ORLANDO — In a federal courtroom in the Middle District of Florida, a soft-spoken former juvenile corrections officer awaits sentencing. His name is Joshua Danelle Robinson. The crime is wire fraud related to a single Paycheck Protection Program (PPP) loan, in the amount of less than $20,000. His attorneys are fighting for a sentence of time served.
At first glance, Robinson’s story may seem like another routine entry in the Department of Justice’s (DOJ) aggressive COVID fraud crackdown. But, behind the sterile legal filings lies a deeply human story and a troubling pattern that calls into question the very principles of justice and equality under the law.
A Case in Context
Robinson’s case, centers on his participation in a fraudulent PPP loan scheme. But unlike many white-collar defendants who defrauded the government of millions, Robinson’s offense occurred under familial pressure from his mother and cousin, both of whom allegedly exploited his financial vulnerability and history of childhood abuse.
His sentencing memorandum paints a full portrait. The portrait is that of an honorably employed man, a first-time offender, a father of a newborn son, and a victim of longstanding trauma. His legal team cited case law, expert research, and even Friedrich Nietzsche and Hannah Arendt to argue that incarceration would not serve justice and would simply crush a man already carrying the weight of his punishment.
Is Justice Colorblind?
But this case isn’t just about one man.
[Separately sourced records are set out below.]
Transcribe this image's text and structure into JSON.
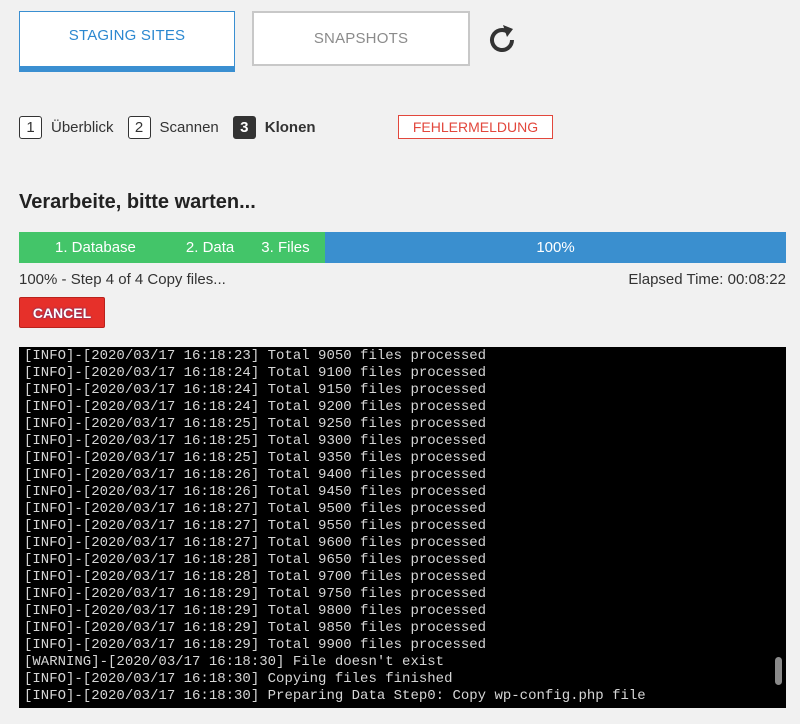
{
  "tabs": {
    "staging": "STAGING SITES",
    "snapshots": "SNAPSHOTS"
  },
  "steps": [
    {
      "num": "1",
      "label": "Überblick"
    },
    {
      "num": "2",
      "label": "Scannen"
    },
    {
      "num": "3",
      "label": "Klonen"
    }
  ],
  "error_button": "FEHLERMELDUNG",
  "heading": "Verarbeite, bitte warten...",
  "progress": {
    "step1": "1. Database",
    "step2": "2. Data",
    "step3": "3. Files",
    "percent": "100%",
    "value": 1.0
  },
  "status": {
    "text": "100% - Step 4 of 4 Copy files...",
    "elapsed": "Elapsed Time: 00:08:22"
  },
  "cancel_button": "CANCEL",
  "log": [
    "[INFO]-[2020/03/17 16:18:23] Total 9050 files processed",
    "[INFO]-[2020/03/17 16:18:24] Total 9100 files processed",
    "[INFO]-[2020/03/17 16:18:24] Total 9150 files processed",
    "[INFO]-[2020/03/17 16:18:24] Total 9200 files processed",
    "[INFO]-[2020/03/17 16:18:25] Total 9250 files processed",
    "[INFO]-[2020/03/17 16:18:25] Total 9300 files processed",
    "[INFO]-[2020/03/17 16:18:25] Total 9350 files processed",
    "[INFO]-[2020/03/17 16:18:26] Total 9400 files processed",
    "[INFO]-[2020/03/17 16:18:26] Total 9450 files processed",
    "[INFO]-[2020/03/17 16:18:27] Total 9500 files processed",
    "[INFO]-[2020/03/17 16:18:27] Total 9550 files processed",
    "[INFO]-[2020/03/17 16:18:27] Total 9600 files processed",
    "[INFO]-[2020/03/17 16:18:28] Total 9650 files processed",
    "[INFO]-[2020/03/17 16:18:28] Total 9700 files processed",
    "[INFO]-[2020/03/17 16:18:29] Total 9750 files processed",
    "[INFO]-[2020/03/17 16:18:29] Total 9800 files processed",
    "[INFO]-[2020/03/17 16:18:29] Total 9850 files processed",
    "[INFO]-[2020/03/17 16:18:29] Total 9900 files processed",
    "[WARNING]-[2020/03/17 16:18:30] File doesn't exist",
    "[INFO]-[2020/03/17 16:18:30] Copying files finished",
    "[INFO]-[2020/03/17 16:18:30] Preparing Data Step0: Copy wp-config.php file"
  ],
  "colors": {
    "accent": "#3a8fd1",
    "progress_done": "#43c569",
    "progress_bar": "#3a8fcf",
    "danger": "#e6302a",
    "log_bg": "#000000"
  }
}
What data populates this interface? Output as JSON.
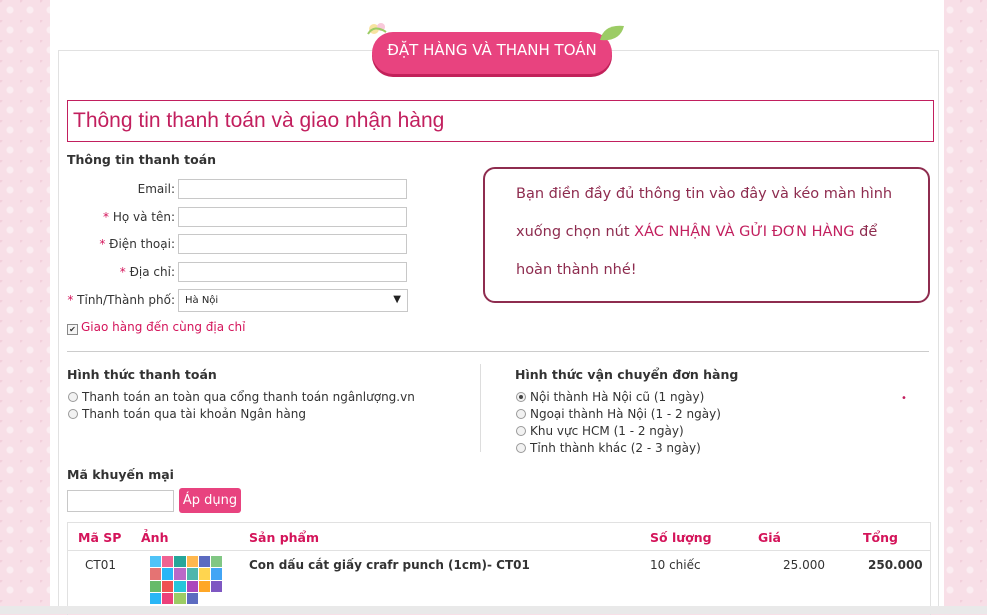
{
  "banner": {
    "title": "ĐẶT HÀNG VÀ THANH TOÁN"
  },
  "section_title": "Thông tin thanh toán và giao nhận hàng",
  "billing": {
    "heading": "Thông tin thanh toán",
    "fields": [
      {
        "label": "Email:",
        "required": false,
        "value": ""
      },
      {
        "label": "Họ và tên:",
        "required": true,
        "value": ""
      },
      {
        "label": "Điện thoại:",
        "required": true,
        "value": ""
      },
      {
        "label": "Địa chỉ:",
        "required": true,
        "value": ""
      }
    ],
    "city": {
      "label": "Tỉnh/Thành phố:",
      "value": "Hà Nội"
    },
    "same_address": {
      "label": "Giao hàng đến cùng địa chỉ",
      "checked": true
    }
  },
  "notice": {
    "line1": "Bạn điền đầy đủ thông tin vào đây và kéo màn hình",
    "line2_pre": "xuống chọn nút ",
    "line2_highlight": "XÁC NHẬN VÀ GỬI ĐƠN HÀNG",
    "line2_post": " để",
    "line3": "hoàn thành nhé!"
  },
  "payment": {
    "heading": "Hình thức thanh toán",
    "options": [
      {
        "label": "Thanh toán an toàn qua cổng thanh toán ngânlượng.vn",
        "selected": false
      },
      {
        "label": "Thanh toán qua tài khoản Ngân hàng",
        "selected": false
      }
    ]
  },
  "shipping": {
    "heading": "Hình thức vận chuyển đơn hàng",
    "options": [
      {
        "label": "Nội thành Hà Nội cũ (1 ngày)",
        "selected": true
      },
      {
        "label": "Ngoại thành Hà Nội (1 - 2 ngày)",
        "selected": false
      },
      {
        "label": "Khu vực HCM (1 - 2 ngày)",
        "selected": false
      },
      {
        "label": "Tỉnh thành khác (2 - 3 ngày)",
        "selected": false
      }
    ]
  },
  "promo": {
    "heading": "Mã khuyến mại",
    "value": "",
    "button": "Áp dụng"
  },
  "table": {
    "headers": [
      "Mã SP",
      "Ảnh",
      "Sản phẩm",
      "Số lượng",
      "Giá",
      "Tổng"
    ],
    "rows": [
      {
        "code": "CT01",
        "product": "Con dấu cắt giấy crafr punch (1cm)- CT01",
        "qty": "10 chiếc",
        "price": "25.000",
        "total": "250.000"
      }
    ]
  },
  "colors": {
    "brand": "#e8437f",
    "title": "#c21f5e",
    "notice_border": "#8e2c4f"
  },
  "icons": {
    "search": "magnifier-icon",
    "checkbox": "checkbox-icon",
    "select": "dropdown-arrow-icon"
  }
}
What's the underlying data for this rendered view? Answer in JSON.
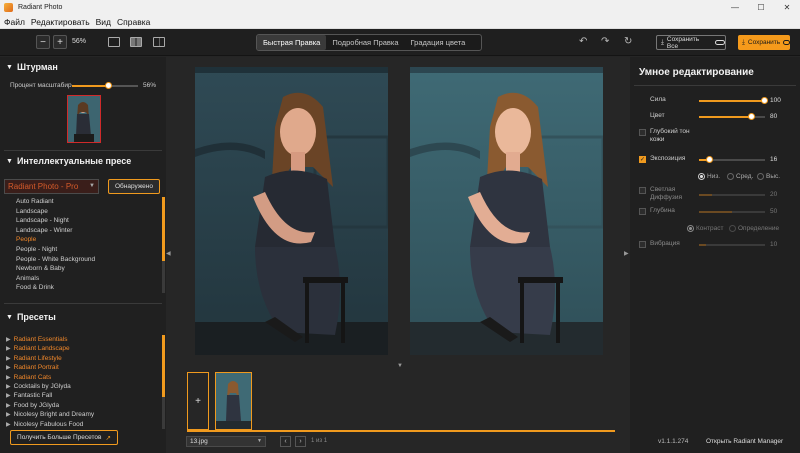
{
  "window": {
    "title": "Radiant Photo",
    "controls": [
      "—",
      "☐",
      "✕"
    ]
  },
  "menu": [
    "Файл",
    "Редактировать",
    "Вид",
    "Справка"
  ],
  "toolbar": {
    "zoom_out": "−",
    "zoom_in": "+",
    "zoom_value": "56%",
    "tabs": [
      "Быстрая Правка",
      "Подробная Правка",
      "Градация цвета"
    ],
    "active_tab": 0,
    "save_all": "Сохранить Все",
    "save": "Сохранить"
  },
  "navigator": {
    "title": "Штурман",
    "zoom_label": "Процент масштабир",
    "zoom_percent": "56%",
    "zoom_fraction": 0.56
  },
  "smart_presets": {
    "title": "Интеллектуальные пресе",
    "selected": "Radiant Photo - Pro",
    "found_button": "Обнаружено",
    "items": [
      "Auto Radiant",
      "Landscape",
      "Landscape - Night",
      "Landscape - Winter",
      "People",
      "People - Night",
      "People - White Background",
      "Newborn & Baby",
      "Animals",
      "Food & Drink"
    ],
    "highlighted_index": 4
  },
  "presets": {
    "title": "Пресеты",
    "items": [
      "Radiant Essentials",
      "Radiant Landscape",
      "Radiant Lifestyle",
      "Radiant Portrait",
      "Radiant Cats",
      "Cocktails by JGlyda",
      "Fantastic Fall",
      "Food by JGlyda",
      "Nicolesy Bright and Dreamy",
      "Nicolesy Fabulous Food"
    ],
    "highlighted": [
      0,
      1,
      2,
      3,
      4
    ],
    "more_button": "Получить Больше Пресетов"
  },
  "smart_edit": {
    "title": "Умное редактирование",
    "controls": [
      {
        "label": "Сила",
        "value": "100",
        "fraction": 1.0,
        "enabled": true,
        "checkbox": false
      },
      {
        "label": "Цвет",
        "value": "80",
        "fraction": 0.8,
        "enabled": true,
        "checkbox": false
      },
      {
        "label": "Глубокий тон кожи",
        "value": "",
        "enabled": true,
        "checkbox": true,
        "checked": false
      },
      {
        "label": "Экспозиция",
        "value": "16",
        "fraction": 0.16,
        "enabled": true,
        "checkbox": true,
        "checked": true
      },
      {
        "label": "Светлая Диффузия",
        "value": "20",
        "fraction": 0.2,
        "enabled": false,
        "checkbox": true,
        "checked": false
      },
      {
        "label": "Глубина",
        "value": "50",
        "fraction": 0.5,
        "enabled": false,
        "checkbox": true,
        "checked": false
      },
      {
        "label": "Вибрация",
        "value": "10",
        "fraction": 0.1,
        "enabled": false,
        "checkbox": true,
        "checked": false
      }
    ],
    "exposure_modes": [
      "Низ.",
      "Сред.",
      "Выс."
    ],
    "exposure_mode_selected": 0,
    "depth_modes": [
      "Контраст",
      "Определение"
    ],
    "depth_mode_selected": 0
  },
  "filmstrip": {
    "add": "+",
    "file": "13.jpg",
    "page_text": "1 из 1"
  },
  "footer": {
    "version": "v1.1.1.274",
    "manager_link": "Открыть Radiant Manager"
  },
  "colors": {
    "accent": "#f09a1e",
    "highlight_text": "#f0872a",
    "panel": "#202020"
  }
}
It’s about a system that treats similar crimes very differently depending on who commits them.
According to a supplemental filing in Robinson’s case, the DOJ’s own public data compiled from a press release about COVID fraud prosecutions in the Middle District of Florida reveals a stark pattern. Of the 109 analyzed cases, approximately 69% involved Black or Hispanic defendants, despite the region’s demographic makeup suggesting they should not be so disproportionately represented. In addition, the median intended loss for minority defendants was $246,000, while for white defendants, it was $881,000. That is more than three times greater. This suggests that white defendants are, on average, involved in significantly larger fraud schemes yet they are not prosecuted at nearly the same frequency for smaller infractions.
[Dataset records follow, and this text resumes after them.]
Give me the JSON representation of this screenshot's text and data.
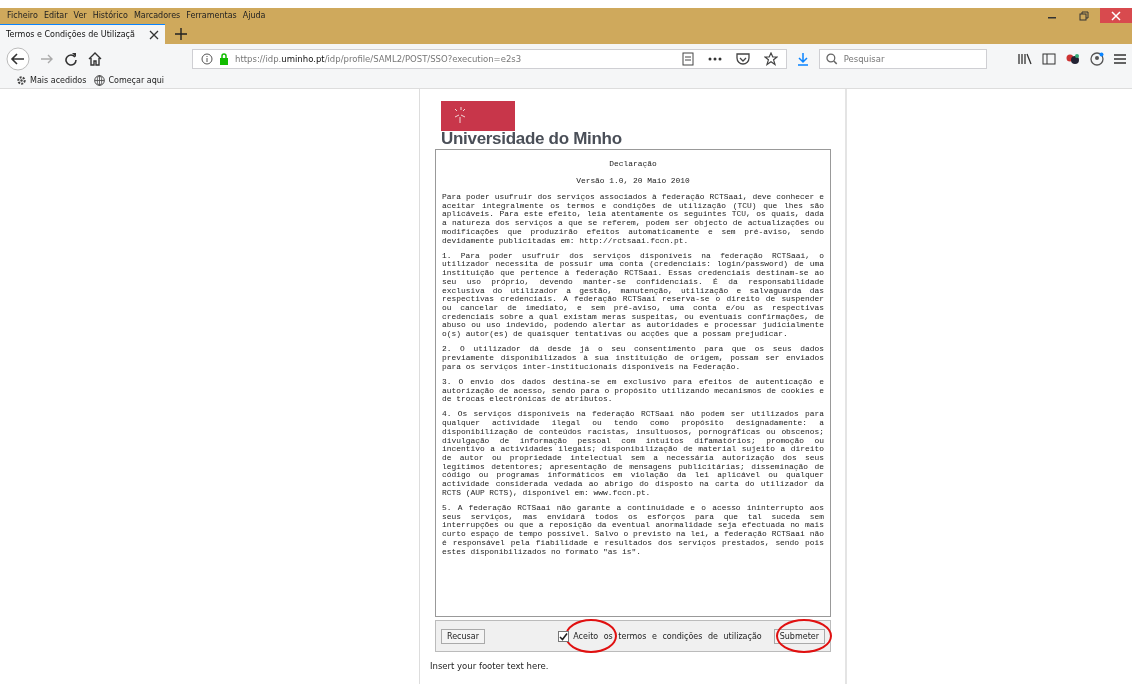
{
  "browser": {
    "menu": [
      "Ficheiro",
      "Editar",
      "Ver",
      "Histórico",
      "Marcadores",
      "Ferramentas",
      "Ajuda"
    ],
    "tab": {
      "title": "Termos e Condições de Utilizaçã",
      "selected": true
    },
    "url": {
      "start": "https://idp.",
      "domain": "uminho.pt",
      "path": "/idp/profile/SAML2/POST/SSO?execution=e2s3"
    },
    "search": {
      "placeholder": "Pesquisar"
    },
    "bookmarks": [
      "Mais acedidos",
      "Começar aqui"
    ]
  },
  "page": {
    "logo_text": "Universidade do Minho",
    "declaration": {
      "title": "Declaração",
      "version": "Versão 1.0, 20 Maio 2010",
      "paragraphs": [
        "Para poder usufruir dos serviços associados à federação RCTSaai, deve conhecer e aceitar integralmente os termos e condições de utilização (TCU) que lhes são aplicáveis. Para este efeito, leia atentamente os seguintes TCU, os quais, dada a natureza dos serviços a que se referem, podem ser objecto de actualizações ou modificações que produzirão efeitos automaticamente e sem pré-aviso, sendo devidamente publicitadas em: http://rctsaai.fccn.pt.",
        "1. Para poder usufruir dos serviços disponíveis na federação RCTSaai, o utilizador necessita de possuir uma conta (credenciais: login/password) de uma instituição que pertence à federação RCTSaai. Essas credenciais destinam-se ao seu uso próprio, devendo manter-se confidenciais. É da responsabilidade exclusiva do utilizador a gestão, manutenção, utilização e salvaguarda das respectivas credenciais. A federação RCTSaai reserva-se o direito de suspender ou cancelar de imediato, e sem pré-aviso, uma conta e/ou as respectivas credenciais sobre a qual existam meras suspeitas, ou eventuais confirmações, de abuso ou uso indevido, podendo alertar as autoridades e processar judicialmente o(s) autor(es) de quaisquer tentativas ou acções que a possam prejudicar.",
        "2. O utilizador dá desde já o seu consentimento para que os seus dados previamente disponibilizados à sua instituição de origem, possam ser enviados para os serviços inter-institucionais disponíveis na Federação.",
        "3. O envio dos dados destina-se em exclusivo para efeitos de autenticação e autorização de acesso, sendo para o propósito utilizando mecanismos de cookies e de trocas electrónicas de atributos.",
        "4. Os serviços disponíveis na federação RCTSaai não podem ser utilizados para qualquer actividade ilegal ou tendo como propósito designadamente: a disponibilização de conteúdos racistas, insultuosos, pornográficas ou obscenos; divulgação de informação pessoal com intuitos difamatórios; promoção ou incentivo a actividades ilegais; disponibilização de material sujeito a direito de autor ou propriedade intelectual sem a necessária autorização dos seus legítimos detentores; apresentação de mensagens publicitárias; disseminação de código ou programas informáticos em violação da lei aplicável ou qualquer actividade considerada vedada ao abrigo do disposto na carta do utilizador da RCTS (AUP RCTS), disponível em: www.fccn.pt.",
        "5. A federação RCTSaai não garante a continuidade e o acesso ininterrupto aos seus serviços, mas envidará todos os esforços para que tal suceda sem interrupções ou que a reposição da eventual anormalidade seja efectuada no mais curto espaço de tempo possível. Salvo o previsto na lei, a federação RCTSaai não é responsável pela fiabilidade e resultados dos serviços prestados, sendo pois estes disponibilizados no formato \"as is\"."
      ]
    },
    "form": {
      "decline_button": "Recusar",
      "accept": {
        "label": "Aceito os termos e condições de utilização",
        "checked": true,
        "highlighted": true
      },
      "submit": {
        "label": "Submeter",
        "highlighted": true
      }
    },
    "footer": "Insert your footer text here."
  }
}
This begs the question, is the legal system spending more resources prosecuting low-dollar Black and Hispanic defendants, while white defendants typically face prosecution for higher-value cases? In cases where the loss was $20,000 or less, 94% of defendants are people of color and nearly all of them are Black.
If prosecutors say “no case is too small to pursue,” data suggests those small cases are disproportionately targeted when the defendants are Black.
The Human Cost of a Conviction
Robinson’s team didn’t just argue law, they argued to save his life.
Letters submitted to the court speak of a man defined more by his service than by his single transgression. His former boss, a public defender in Mississippi, called him “one of my most dedicated employees.” A sergeant from Seminole County described his integrity. His wife described a loving, involved father who has never wavered even while under indictment.
And then, there is the promising future that a felony strips away. Hundreds of collateral steep consequences follow Robinson. They include barriers to jobs, housing, and even voting. For Black men, research shows, these effects are especially crushing. Studies cited in his sentencing memorandum show Black men with criminal records are significantly less likely to be hired than their white counterparts with the same record.
What Would Justice Look Like?
The U.S. Sentencing Guidelines recommend a range of 0–6 months for Robinson’s offense. But justice, his legal team argues, should not be a math problem. It should be a moral judgment.
Their ask is modest: time served. No probation. No supervised release. Just the dignity of acknowledging that this man is not his mistake. The punishment already inflicted by the system, society, and his own remorse, is more than enough.
The Prosecutorial Philosophy on Trial
Perhaps the most damning revelation isn’t Robinson’s past, it’s the system’s present.
The DOJ’s proud declaration that “no case is too small to prosecute” may seem like a neutral creed. But when viewed through the lens of race, it becomes a weapon used disproportionately against people like Joshua Robinson. When the same system allows multimillion-dollar white-collar criminals to serve probation while imprisoning men like Robinson for lesser infractions, one has to ask if this is about justice or optics?
The Final Question
In one of the final lines of the sentencing memorandum, Robinson’s attorney writes: “Mr. Robinson’s criminal transgression, an aberrant episode in an otherwise exemplary existence, ensures that his future has been irrevocably damaged. Because such a result is unavoidable due to Mr. Robinson’s race and felony conviction, it begs the question of when enough is enough.”